Years ago, I created similar 2TB volume with Truecrypt and it completed successfully in less than 24 hours.
I use Mac, Linux and Windows and so Truecrypt and Veracrypt are really ideal for me. But they are useless if they cannot handle large volume and are slow.
Please consider allowing users to select less secure but faster options so it can create and process larger volumes at reasonable time.
Please post your suggestion on the Feature Request topic of the official project.
I can only second this. I got a small 4TB USB3.0 drive encrypting with Vera Crypt.
When it started, ETA was around 30 hours.
Now 30 hours later, its at 81% and says 47 hours left.
The same disk (same model and brand, bought o the same day) was encrypted in 27 hours with TrueCrypt..
VeraCrypt is seriously a piece of garbage, done by developers with no fucking clue about usability.
No that “Its safer” argument doesn’t count when i simply can’t use this software in any way.

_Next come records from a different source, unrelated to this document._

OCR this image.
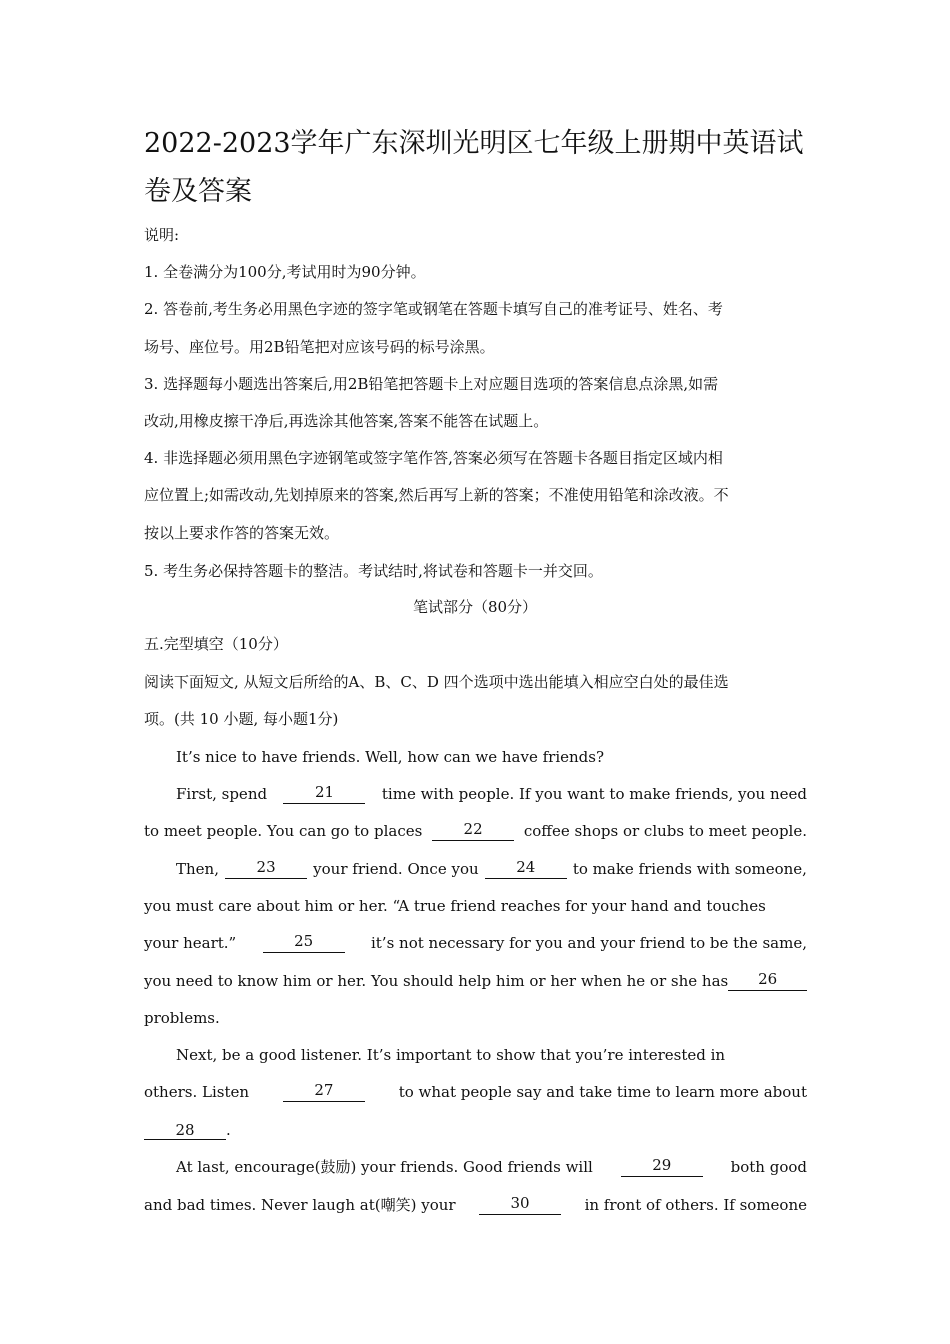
2022-2023学年广东深圳光明区七年级上册期中英语试卷及答案
说明:
1. 全卷满分为100分,考试用时为90分钟。
2. 答卷前,考生务必用黑色字迹的签字笔或钢笔在答题卡填写自己的准考证号、姓名、考
场号、座位号。用2B铅笔把对应该号码的标号涂黑。
3. 选择题每小题选出答案后,用2B铅笔把答题卡上对应题目选项的答案信息点涂黑,如需
改动,用橡皮擦干净后,再选涂其他答案,答案不能答在试题上。
4. 非选择题必须用黑色字迹钢笔或签字笔作答,答案必须写在答题卡各题目指定区域内相
应位置上;如需改动,先划掉原来的答案,然后再写上新的答案；不准使用铅笔和涂改液。不
按以上要求作答的答案无效。
5. 考生务必保持答题卡的整洁。考试结时,将试卷和答题卡一并交回。
笔试部分（80分）
五.完型填空（10分）
阅读下面短文, 从短文后所给的A、B、C、D 四个选项中选出能填入相应空白处的最佳选
项。(共 10 小题, 每小题1分)
It’s nice to have friends. Well, how can we have friends?
First, spend	21	time with people. If you want to make friends, you need
to meet people. You can go to places	22	coffee shops or clubs to meet people.
Then,	23	your friend. Once you	24	to make friends with someone,
you must care about him or her. “A true friend reaches for your hand and touches
your heart.”	25	it’s not necessary for you and your friend to be the same,
you need to know him or her. You should help him or her when he or she has	26
problems.
Next, be a good listener. It’s important to show that you’re interested in
others. Listen	27	to what people say and take time to learn more about
28 .
At last, encourage(鼓励) your friends. Good friends will	29	both good
and bad times. Never laugh at(嘲笑) your	30	in front of others. If someone
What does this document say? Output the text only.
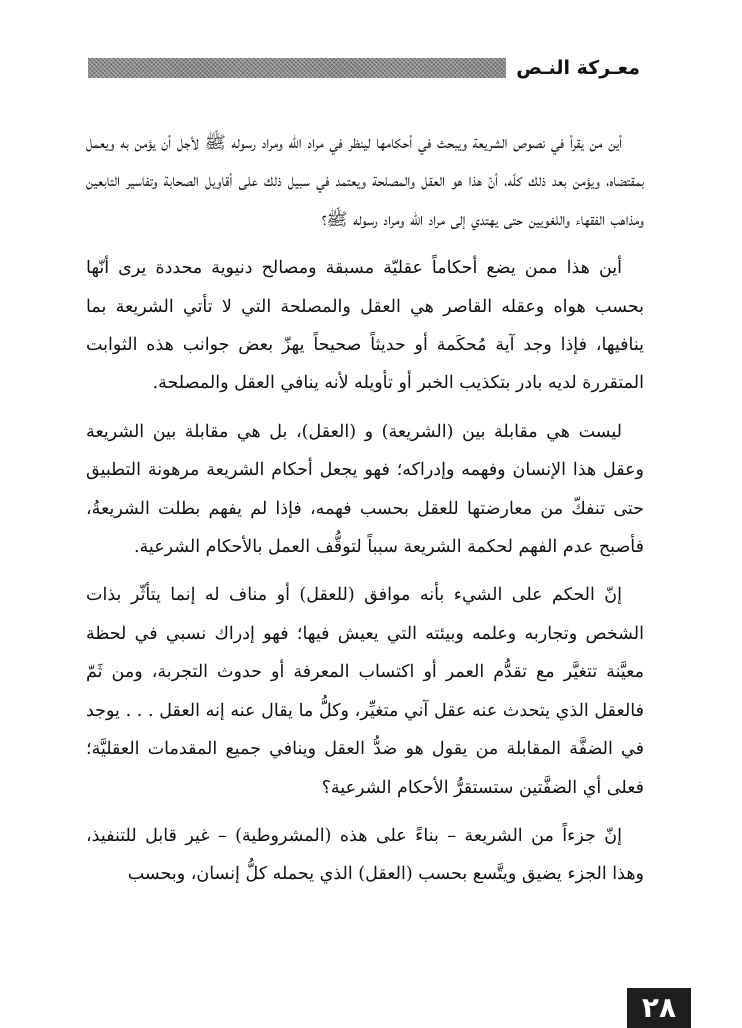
معـركة النـص

أين من يقرأ في نصوص الشريعة ويبحث في أحكامها لينظر في مراد الله ومراد رسوله ﷺ لأجل أن يؤمن به ويعمل بمقتضاه، ويؤمن بعد ذلك كلّه، أنّ هذا هو العقل والمصلحة ويعتمد في سبيل ذلك على أقاويل الصحابة وتفاسير التابعين ومذاهب الفقهاء واللغويين حتى يهتدي إلى مراد الله ومراد رسوله ﷺ؟

أين هذا ممن يضع أحكاماً عقليّة مسبقة ومصالح دنيوية محددة يرى أنّها بحسب هواه وعقله القاصر هي العقل والمصلحة التي لا تأتي الشريعة بما ينافيها، فإذا وجد آية مُحكَمة أو حديثاً صحيحاً يهزّ بعض جوانب هذه الثوابت المتقررة لديه بادر بتكذيب الخبر أو تأويله لأنه ينافي العقل والمصلحة.

ليست هي مقابلة بين (الشريعة) و (العقل)، بل هي مقابلة بين الشريعة وعقل هذا الإنسان وفهمه وإدراكه؛ فهو يجعل أحكام الشريعة مرهونة التطبيق حتى تنفكّ من معارضتها للعقل بحسب فهمه، فإذا لم يفهم بطلت الشريعةُ، فأصبح عدم الفهم لحكمة الشريعة سبباً لتوقُّف العمل بالأحكام الشرعية.

إنّ الحكم على الشيء بأنه موافق (للعقل) أو مناف له إنما يتأثّر بذات الشخص وتجاربه وعلمه وبيئته التي يعيش فيها؛ فهو إدراك نسبي في لحظة معيَّنة تتغيَّر مع تقدُّم العمر أو اكتساب المعرفة أو حدوث التجربة، ومن ثَمّ فالعقل الذي يتحدث عنه عقل آني متغيِّر، وكلُّ ما يقال عنه إنه العقل . . . يوجد في الضفَّة المقابلة من يقول هو ضدُّ العقل وينافي جميع المقدمات العقليَّة؛ فعلى أي الضفَّتين ستستقرُّ الأحكام الشرعية؟

إنّ جزءاً من الشريعة – بناءً على هذه (المشروطية) – غير قابل للتنفيذ، وهذا الجزء يضيق ويتَّسع بحسب (العقل) الذي يحمله كلُّ إنسان، وبحسب

٢٨
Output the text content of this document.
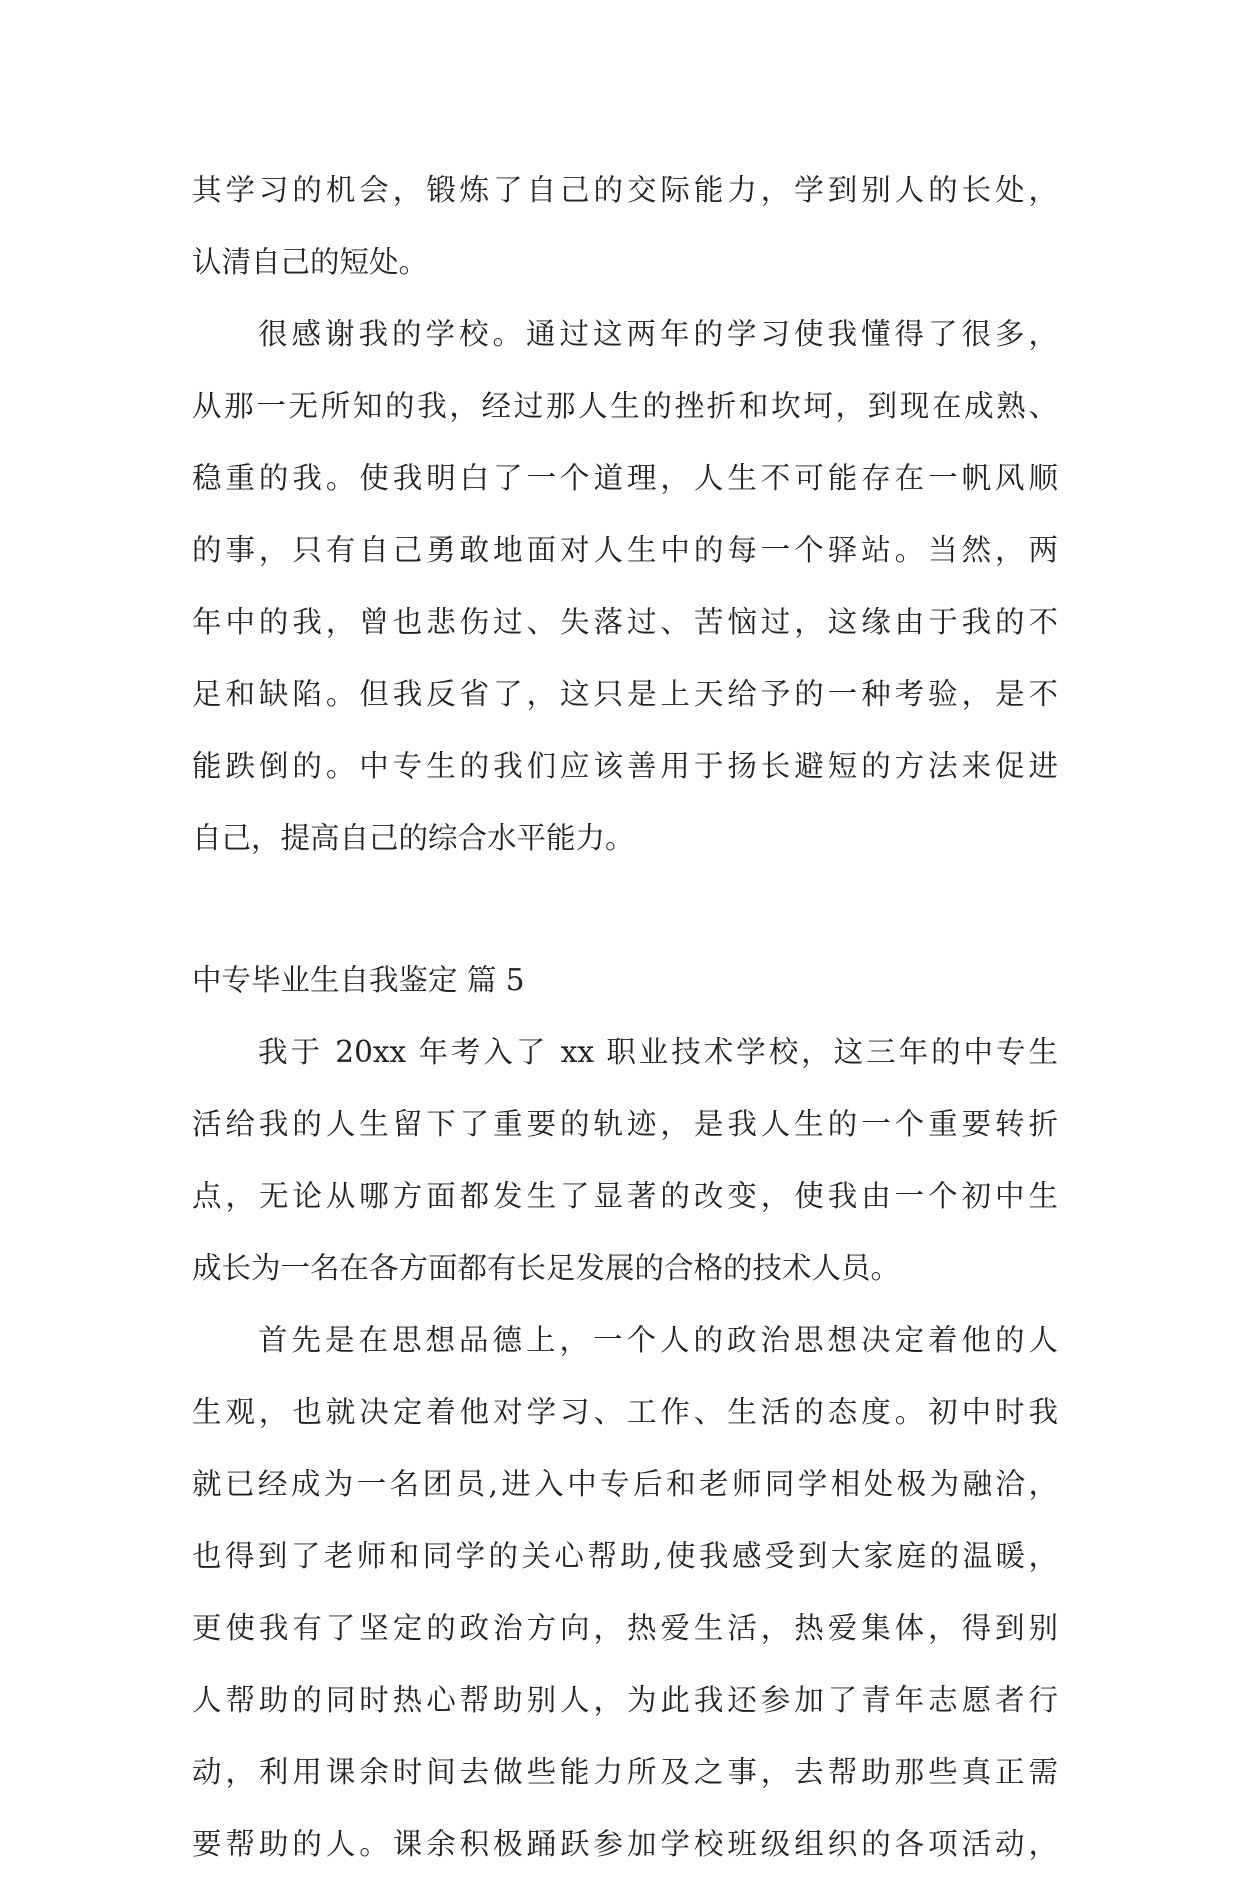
其学习的机会，锻炼了自己的交际能力，学到别人的长处，
认清自己的短处。
很感谢我的学校。通过这两年的学习使我懂得了很多，
从那一无所知的我，经过那人生的挫折和坎坷，到现在成熟、
稳重的我。使我明白了一个道理，人生不可能存在一帆风顺
的事，只有自己勇敢地面对人生中的每一个驿站。当然，两
年中的我，曾也悲伤过、失落过、苦恼过，这缘由于我的不
足和缺陷。但我反省了，这只是上天给予的一种考验，是不
能跌倒的。中专生的我们应该善用于扬长避短的方法来促进
自己，提高自己的综合水平能力。
中专毕业生自我鉴定 篇 5
我于 20xx 年考入了 xx 职业技术学校，这三年的中专生
活给我的人生留下了重要的轨迹，是我人生的一个重要转折
点，无论从哪方面都发生了显著的改变，使我由一个初中生
成长为一名在各方面都有长足发展的合格的技术人员。
首先是在思想品德上，一个人的政治思想决定着他的人
生观，也就决定着他对学习、工作、生活的态度。初中时我
就已经成为一名团员,进入中专后和老师同学相处极为融洽，
也得到了老师和同学的关心帮助,使我感受到大家庭的温暖，
更使我有了坚定的政治方向，热爱生活，热爱集体，得到别
人帮助的同时热心帮助别人，为此我还参加了青年志愿者行
动，利用课余时间去做些能力所及之事，去帮助那些真正需
要帮助的人。课余积极踊跃参加学校班级组织的各项活动，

I don’t know what is happening to you guys with all this hassle and time for encrypting a volume. Could someone please explain it to me?
My scenario, on September, 01-2017:
– ASUS Ultrabook: Intel Core i7-3517U (Hardware Acceleration: processor (CPU) supports hardware acceleration for AES: YES); 8GB RAM.
– Operating System: Windows 10-64bit.
– VeraCrypt version 1.21-64bit.
– Seagate Expansion 4TB drive using 3.0 USB port.
– I divided the drive into 4 partitions: 1TB each (technically/exactly: 3x976GB, and 1x796GB now formatted as NTFS).
– I encrypted a 1TB VOLUME inside a/the 1TB PARTITION in less than 70min, at mostly 189MB/s speed transfer with no speed loss.
– I used AES with SHA-512 with a 40+ long password.
I lost my Truecrypt volumes and can no longer access important data. I wish that I knew that TrueCrypt/VeraCrypt was so unreliable before trusting them with my data!
Sorry to hear that. I’m afraid the problem of lost files has less to do with TrueCrypt and VeraCrypt than just how computer files work at an individual level. Each of us must maintain backups in one way or another. Services like Dropbox, Onedrive, and Spideroak do that backing up automatically; while TC and VC leave that responsibility entirely up to the user.
It is possible to back up TC and VC files to managed services like Dropbox or OneDrive. But take care as the file timestamps aren’t updated as the files change, unless you change the default. And many services rely on an accurate timestamp to know when a local file needs to be backed up.
I totally agree. I used Veracrypt for a while, but since the developer has no interest to listen to the users, I stopped using it. It is as simple as that. Having the PIM as an _option_ gives the user _option_ to decide what he wants. Forcing high PIM with unreasonably long startup times is just plain stupidity, which makes me think that there is much more of that used when creating the software. No thanks.
I wanted to use VeraCrypt, but I see that it still forces PIM (causing unusable mount times) on you if you have a password that is less than 20 characters. No thanks. If I want to use a shorter password and PIM of 1 pass and have less security, that should be my choice, not the developer’s.